The abbey school she attended was destroyed by Allied bombs. Her childhood home, called Les Buisonnets, still stands, however. Many of the family's possessions still remain, including Thérèse's dolls.

In the climate of theological awakening that followed the second Vatican Council in the 1960s, many Catholics cast aside the sugary cult of Thérèse, and her statue was often among the first relegated to the church basement. In recent decades, however, critical editions of her story, restored to its original state, have appeared, as well as her extant letters and the original photographs showing a young nun in a slightly askew habit looking sometimes impish, sometimes pensive. Serious analyses of her work and thought are published with remarkable regularity.

In her writing, if one sifts through the flowery French style of the nineteenth century, one discovers the essence of her spiritual path. She herself pointed to the voice of Wisdom in the Book of Proverbs as her inspiration: "You that are simple, turn in here!" One finds this path of simplicity in many spiritual traditions. It is echoed in today's twelve-step programs: give everything over to the Higher Power. A similar message appears in the form of contemporary slogans: Don't sweat the small stuff. Let go and let God. Hand it over.

The yearning for such a path can be heard in many people's desire for the simple life, for solitude and quiet, for relief from the violent jangling of city noise and the drivel of the world of advertising, from the compulsion to grasp and consume. In the midst of everyday struggles and personal ambition, there is a quest for meaning, a longing to see beyond oneself, to view the world with compassion through the eyes of the heart. Beneath our daily striving, despite the belief that we can have it all and that we are self-made human beings, is the recognition that in the end we are weak and powerless. Wise spiritual guides, Thérèse among them, tell us to embrace that powerlessness and surrender it to what the Buddhists call the Ground of our being—or in Thérèse's Christian language, the loving hands of God. This is the path: simple but not easy. Wise guides also acknowledge that the journey down this path is a lifelong effort.

In the town of Lisieux, despite the souvenir shops, life carries on normally: coffee shops and pubs flourish, children go to school, townspeople hurry home with armfuls of bread and market produce. And inside the monastery chapel, the nuns' voices can be heard singing every day at prayer time. Their hidden lives remain dedicated to her timeless message of joyful trust.

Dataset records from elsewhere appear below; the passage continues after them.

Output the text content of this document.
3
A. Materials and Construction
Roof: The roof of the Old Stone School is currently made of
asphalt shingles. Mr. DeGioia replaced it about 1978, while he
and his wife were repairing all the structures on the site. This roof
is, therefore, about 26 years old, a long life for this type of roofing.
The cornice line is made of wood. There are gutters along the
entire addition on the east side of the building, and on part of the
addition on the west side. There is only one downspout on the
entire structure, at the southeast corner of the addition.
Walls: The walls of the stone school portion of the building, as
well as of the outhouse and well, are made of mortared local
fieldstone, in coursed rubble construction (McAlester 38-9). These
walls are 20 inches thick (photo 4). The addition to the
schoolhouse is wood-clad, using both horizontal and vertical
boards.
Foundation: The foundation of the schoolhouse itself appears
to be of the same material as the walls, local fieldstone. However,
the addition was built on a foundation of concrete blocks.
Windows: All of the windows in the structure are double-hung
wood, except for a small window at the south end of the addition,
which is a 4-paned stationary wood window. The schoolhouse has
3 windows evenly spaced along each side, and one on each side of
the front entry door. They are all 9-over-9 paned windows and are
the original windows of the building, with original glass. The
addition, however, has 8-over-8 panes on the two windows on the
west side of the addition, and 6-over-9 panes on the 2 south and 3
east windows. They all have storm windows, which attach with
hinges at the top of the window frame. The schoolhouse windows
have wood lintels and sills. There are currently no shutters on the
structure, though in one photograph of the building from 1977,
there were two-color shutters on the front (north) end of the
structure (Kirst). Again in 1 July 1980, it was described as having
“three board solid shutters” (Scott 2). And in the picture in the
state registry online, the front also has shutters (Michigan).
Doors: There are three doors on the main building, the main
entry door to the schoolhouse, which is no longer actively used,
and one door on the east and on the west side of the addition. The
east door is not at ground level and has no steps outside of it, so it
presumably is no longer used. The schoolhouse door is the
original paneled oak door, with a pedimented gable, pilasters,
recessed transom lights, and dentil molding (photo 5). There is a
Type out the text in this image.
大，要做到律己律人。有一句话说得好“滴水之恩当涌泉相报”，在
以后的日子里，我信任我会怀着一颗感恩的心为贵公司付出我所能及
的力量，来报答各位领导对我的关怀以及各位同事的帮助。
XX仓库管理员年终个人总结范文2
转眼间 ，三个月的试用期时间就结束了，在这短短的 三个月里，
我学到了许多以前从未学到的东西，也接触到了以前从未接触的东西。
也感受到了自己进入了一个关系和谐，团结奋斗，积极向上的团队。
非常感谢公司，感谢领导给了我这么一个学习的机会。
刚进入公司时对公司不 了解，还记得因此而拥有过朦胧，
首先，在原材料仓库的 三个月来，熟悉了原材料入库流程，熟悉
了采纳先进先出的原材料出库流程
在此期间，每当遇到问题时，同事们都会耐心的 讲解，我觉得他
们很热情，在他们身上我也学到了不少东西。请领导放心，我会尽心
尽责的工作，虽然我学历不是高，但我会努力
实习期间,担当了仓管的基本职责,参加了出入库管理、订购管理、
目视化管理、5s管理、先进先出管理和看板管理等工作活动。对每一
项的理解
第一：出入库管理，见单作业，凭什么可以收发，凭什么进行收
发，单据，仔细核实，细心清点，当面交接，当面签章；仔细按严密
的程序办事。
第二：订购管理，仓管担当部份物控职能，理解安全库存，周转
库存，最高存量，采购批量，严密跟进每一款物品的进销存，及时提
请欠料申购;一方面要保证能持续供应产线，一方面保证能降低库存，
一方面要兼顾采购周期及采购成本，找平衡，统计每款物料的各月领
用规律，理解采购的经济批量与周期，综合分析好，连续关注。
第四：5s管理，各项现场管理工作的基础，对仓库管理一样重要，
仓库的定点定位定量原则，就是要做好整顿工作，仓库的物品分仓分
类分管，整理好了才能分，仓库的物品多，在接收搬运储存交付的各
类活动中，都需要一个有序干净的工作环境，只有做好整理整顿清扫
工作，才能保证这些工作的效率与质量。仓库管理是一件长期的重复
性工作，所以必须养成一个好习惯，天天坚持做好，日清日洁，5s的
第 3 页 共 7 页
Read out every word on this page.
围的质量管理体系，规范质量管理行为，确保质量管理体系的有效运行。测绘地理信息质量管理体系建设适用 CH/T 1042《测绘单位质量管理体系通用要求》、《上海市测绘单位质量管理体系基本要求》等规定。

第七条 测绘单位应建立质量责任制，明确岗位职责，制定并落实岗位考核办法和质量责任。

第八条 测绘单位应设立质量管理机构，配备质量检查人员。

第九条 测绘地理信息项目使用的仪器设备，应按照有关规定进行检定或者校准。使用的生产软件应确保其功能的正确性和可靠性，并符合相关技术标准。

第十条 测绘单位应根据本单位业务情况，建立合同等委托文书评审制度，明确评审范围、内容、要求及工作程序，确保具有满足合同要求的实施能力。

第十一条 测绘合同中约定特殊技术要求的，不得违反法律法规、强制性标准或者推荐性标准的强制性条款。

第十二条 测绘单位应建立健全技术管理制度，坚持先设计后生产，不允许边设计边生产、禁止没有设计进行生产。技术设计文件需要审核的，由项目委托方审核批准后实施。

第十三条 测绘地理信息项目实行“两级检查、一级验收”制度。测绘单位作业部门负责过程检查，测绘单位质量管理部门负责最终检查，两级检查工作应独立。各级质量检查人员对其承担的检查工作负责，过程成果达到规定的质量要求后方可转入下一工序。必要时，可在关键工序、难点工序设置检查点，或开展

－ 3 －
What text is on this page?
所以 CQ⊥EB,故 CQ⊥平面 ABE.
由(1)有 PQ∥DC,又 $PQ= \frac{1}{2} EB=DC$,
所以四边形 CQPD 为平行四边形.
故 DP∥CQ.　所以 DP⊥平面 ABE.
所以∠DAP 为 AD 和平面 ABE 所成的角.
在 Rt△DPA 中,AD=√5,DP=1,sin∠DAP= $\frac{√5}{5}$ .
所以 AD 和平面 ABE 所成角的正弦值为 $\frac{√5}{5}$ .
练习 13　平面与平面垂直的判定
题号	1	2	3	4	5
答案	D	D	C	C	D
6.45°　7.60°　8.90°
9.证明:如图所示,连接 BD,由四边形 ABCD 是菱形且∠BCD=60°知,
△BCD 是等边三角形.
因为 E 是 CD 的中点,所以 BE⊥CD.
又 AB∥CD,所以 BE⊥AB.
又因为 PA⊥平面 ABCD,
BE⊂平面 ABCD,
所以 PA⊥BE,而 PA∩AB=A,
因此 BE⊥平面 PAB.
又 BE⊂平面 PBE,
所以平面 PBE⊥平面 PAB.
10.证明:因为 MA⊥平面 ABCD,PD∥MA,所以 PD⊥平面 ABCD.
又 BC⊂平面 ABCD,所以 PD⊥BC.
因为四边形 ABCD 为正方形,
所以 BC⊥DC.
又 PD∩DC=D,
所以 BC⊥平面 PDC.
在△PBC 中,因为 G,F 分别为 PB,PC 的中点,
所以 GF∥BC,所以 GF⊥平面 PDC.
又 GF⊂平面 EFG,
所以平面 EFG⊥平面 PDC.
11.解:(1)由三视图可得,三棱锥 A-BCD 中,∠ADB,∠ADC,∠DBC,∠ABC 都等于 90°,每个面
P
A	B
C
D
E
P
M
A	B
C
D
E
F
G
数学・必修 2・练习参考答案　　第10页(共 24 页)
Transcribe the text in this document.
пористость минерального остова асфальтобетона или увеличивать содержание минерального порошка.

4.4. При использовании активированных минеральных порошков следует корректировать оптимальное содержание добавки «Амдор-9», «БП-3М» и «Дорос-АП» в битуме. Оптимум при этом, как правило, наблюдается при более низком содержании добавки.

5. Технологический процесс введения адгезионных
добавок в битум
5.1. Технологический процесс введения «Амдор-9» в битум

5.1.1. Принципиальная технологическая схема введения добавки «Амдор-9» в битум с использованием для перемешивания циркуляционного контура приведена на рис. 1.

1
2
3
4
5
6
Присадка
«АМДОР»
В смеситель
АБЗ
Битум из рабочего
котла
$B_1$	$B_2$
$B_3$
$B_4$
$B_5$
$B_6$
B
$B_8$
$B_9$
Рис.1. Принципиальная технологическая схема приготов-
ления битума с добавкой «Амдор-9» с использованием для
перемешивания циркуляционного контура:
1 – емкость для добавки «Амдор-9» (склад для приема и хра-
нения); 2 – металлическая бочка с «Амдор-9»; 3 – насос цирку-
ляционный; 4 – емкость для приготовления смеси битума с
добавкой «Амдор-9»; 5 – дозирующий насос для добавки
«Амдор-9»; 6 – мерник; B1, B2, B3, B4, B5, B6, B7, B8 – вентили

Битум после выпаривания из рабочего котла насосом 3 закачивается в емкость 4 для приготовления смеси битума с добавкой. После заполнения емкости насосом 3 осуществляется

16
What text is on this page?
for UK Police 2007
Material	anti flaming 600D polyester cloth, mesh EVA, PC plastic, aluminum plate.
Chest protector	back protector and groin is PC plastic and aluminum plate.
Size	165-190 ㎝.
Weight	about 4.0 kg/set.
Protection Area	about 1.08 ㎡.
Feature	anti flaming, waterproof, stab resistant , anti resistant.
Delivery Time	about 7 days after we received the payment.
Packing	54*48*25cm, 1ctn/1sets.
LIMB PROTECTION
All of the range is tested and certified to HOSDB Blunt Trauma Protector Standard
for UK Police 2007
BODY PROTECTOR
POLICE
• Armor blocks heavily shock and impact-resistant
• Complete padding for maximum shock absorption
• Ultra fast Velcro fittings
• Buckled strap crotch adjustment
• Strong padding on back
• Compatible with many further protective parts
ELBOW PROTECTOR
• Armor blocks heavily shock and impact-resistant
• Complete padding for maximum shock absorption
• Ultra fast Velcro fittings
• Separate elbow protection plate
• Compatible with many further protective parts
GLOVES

Mary Frances Coady is the author of The Hidden Way, the story of the life and legacy of St.Thérèse's spiritual director, Almire Pichon. Her next book is a biography of the Jesuit Alfred Delp, who was executed by the Nazis in 1945. Tentatively called A Jesuit in Nazi Germany, it will be published by Loyola University Press in 2003. 
 
 

Story of a Soul
 
from The Autobiography of Saint Thérèse of Lisieux: The Story of a Soul 
(New York: Doubleday, Image Books, 2001), 108

From my earliest days I have believed that the Little Flower would be plucked in the springtime of her life. But today my only guide is self-abandonment. I have no other compass. I no longer know how to ask passionately for anything except that the will of God shall be perfectly accomplished in my soul. I can repeat these words of our Father, St. John of the Cross: "I drank deep within the hidden cellar of my Beloved and, when I came forth again, I remembered nothing of the flock I used to look after. My soul is content to serve Him with all its strength. I've finished all other work except that of love. In that is all my delight."

Or rather: "Love has so worked within me that it has transformed my soul into itself."

. . . I know that the Kingdom of God is within us. Jesus has no need of books or doctors of the Church to guide souls. He, the Doctor of doctors, can teach without words. I have never heard Him speak, but I know that He is within me. He guides and inspires me every moment of the day. Just when I need it, a new light shines on my problems. This happens not so much during my hours of prayer as when I'm busy with my daily work.